CSV Writer adds new line in quoted string

Hi,

I have a table containing about 16M rows. I wan to export it in csv using the CSV writer. The node runs and does not return any warning.

The issue is when I read the file, I get an error:

"Execute failed: New line in quoted string (or closing quote missing). In line 21662."

Indeed, when I look at the content in nano:

"ZINC56683490","C(=N
1cnnc1-c1ccn[nH]1)c1ccccc1",35,"ZINC33332545",40020.0


I wrote twice the file and I got the same error at the same lines. I also try to write the files without quotes and replacing the separator by \t but the problem still occurs at the same position.

 

Did I miss something or the node is not able to write correctly a csv file?

 

Thank you in advance.

 

Nicolas

PS: Knime 3.1.2, Ubuntu 14.04 64bits

I have found a workaround which is a little dangereous but works in my case. It is to allow multi line quoted strings.

Hope this will help.

 

Nicolas

looks like the csv node is interpreting a part of the the chemical notation of *\n* (where both stars can be anything).
Traditionally \n means newline, so that is not that strange that it is doing that.
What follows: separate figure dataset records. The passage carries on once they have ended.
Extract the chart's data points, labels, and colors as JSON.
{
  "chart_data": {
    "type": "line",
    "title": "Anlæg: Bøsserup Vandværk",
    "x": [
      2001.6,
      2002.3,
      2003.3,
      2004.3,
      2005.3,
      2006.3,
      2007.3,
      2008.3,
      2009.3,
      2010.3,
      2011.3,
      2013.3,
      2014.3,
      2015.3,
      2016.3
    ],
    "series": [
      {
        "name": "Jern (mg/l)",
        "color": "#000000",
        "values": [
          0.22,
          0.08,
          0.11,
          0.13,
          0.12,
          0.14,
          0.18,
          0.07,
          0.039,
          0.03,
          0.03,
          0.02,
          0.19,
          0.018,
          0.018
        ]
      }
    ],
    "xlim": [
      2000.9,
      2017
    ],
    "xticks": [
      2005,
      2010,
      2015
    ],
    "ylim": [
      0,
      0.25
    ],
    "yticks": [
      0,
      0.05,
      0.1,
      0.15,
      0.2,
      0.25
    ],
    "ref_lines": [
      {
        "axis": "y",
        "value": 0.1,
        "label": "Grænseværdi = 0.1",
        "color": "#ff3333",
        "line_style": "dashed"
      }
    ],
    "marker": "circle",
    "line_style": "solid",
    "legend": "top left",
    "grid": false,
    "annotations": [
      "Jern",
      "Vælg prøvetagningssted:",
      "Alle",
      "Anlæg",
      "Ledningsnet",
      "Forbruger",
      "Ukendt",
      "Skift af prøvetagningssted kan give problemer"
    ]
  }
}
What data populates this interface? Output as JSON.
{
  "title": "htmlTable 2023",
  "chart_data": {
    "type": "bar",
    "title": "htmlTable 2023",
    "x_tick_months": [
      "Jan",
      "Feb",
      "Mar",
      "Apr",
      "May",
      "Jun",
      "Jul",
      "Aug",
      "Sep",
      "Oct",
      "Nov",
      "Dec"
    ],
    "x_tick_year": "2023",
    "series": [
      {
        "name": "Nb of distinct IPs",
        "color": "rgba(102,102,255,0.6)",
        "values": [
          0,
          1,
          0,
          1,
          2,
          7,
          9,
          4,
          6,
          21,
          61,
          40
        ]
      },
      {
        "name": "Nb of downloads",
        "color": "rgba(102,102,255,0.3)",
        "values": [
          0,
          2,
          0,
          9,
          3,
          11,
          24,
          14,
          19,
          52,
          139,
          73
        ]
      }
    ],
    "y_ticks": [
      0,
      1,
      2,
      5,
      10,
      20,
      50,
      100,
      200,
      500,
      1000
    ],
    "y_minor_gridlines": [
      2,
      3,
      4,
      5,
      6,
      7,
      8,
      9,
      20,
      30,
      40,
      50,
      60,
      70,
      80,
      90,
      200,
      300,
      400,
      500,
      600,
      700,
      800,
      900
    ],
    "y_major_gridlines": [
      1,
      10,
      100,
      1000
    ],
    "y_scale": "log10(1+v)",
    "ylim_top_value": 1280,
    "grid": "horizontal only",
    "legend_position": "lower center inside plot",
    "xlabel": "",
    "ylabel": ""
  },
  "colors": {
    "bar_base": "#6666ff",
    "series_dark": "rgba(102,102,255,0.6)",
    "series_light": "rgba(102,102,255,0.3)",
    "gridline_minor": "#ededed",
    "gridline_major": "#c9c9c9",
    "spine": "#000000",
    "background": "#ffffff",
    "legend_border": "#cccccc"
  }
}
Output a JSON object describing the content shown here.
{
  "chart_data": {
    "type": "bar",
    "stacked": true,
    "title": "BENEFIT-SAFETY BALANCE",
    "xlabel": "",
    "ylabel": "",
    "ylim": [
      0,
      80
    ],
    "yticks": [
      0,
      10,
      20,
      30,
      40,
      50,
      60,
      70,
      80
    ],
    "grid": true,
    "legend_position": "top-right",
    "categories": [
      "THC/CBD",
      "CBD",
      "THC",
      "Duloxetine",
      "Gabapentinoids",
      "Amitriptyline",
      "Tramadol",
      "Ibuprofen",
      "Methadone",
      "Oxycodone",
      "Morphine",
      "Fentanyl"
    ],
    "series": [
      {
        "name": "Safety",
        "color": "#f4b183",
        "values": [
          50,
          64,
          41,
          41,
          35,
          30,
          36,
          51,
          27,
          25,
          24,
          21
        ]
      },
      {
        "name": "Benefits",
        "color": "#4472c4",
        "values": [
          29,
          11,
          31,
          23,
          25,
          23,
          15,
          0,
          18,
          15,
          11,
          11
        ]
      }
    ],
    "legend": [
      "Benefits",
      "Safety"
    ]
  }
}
You could try to work around it by replacing \ with its escaped form \\ before exporting, but there you are opening a can of worms.

Allowing multilined quoted strings is not a good solution either becouse the compound was changed by replacing the \n with a newline, so a bond and an atom is missing.

 

Personally i always stick to sdf for compound data.

 

You are right, the \n contained in the string could explain this error and I did not think about it. However, in the example above there is no such character.

The problematic pattern seems to be c or n followed by 1 followed by lowercase c or n, but I did not look for every possibility.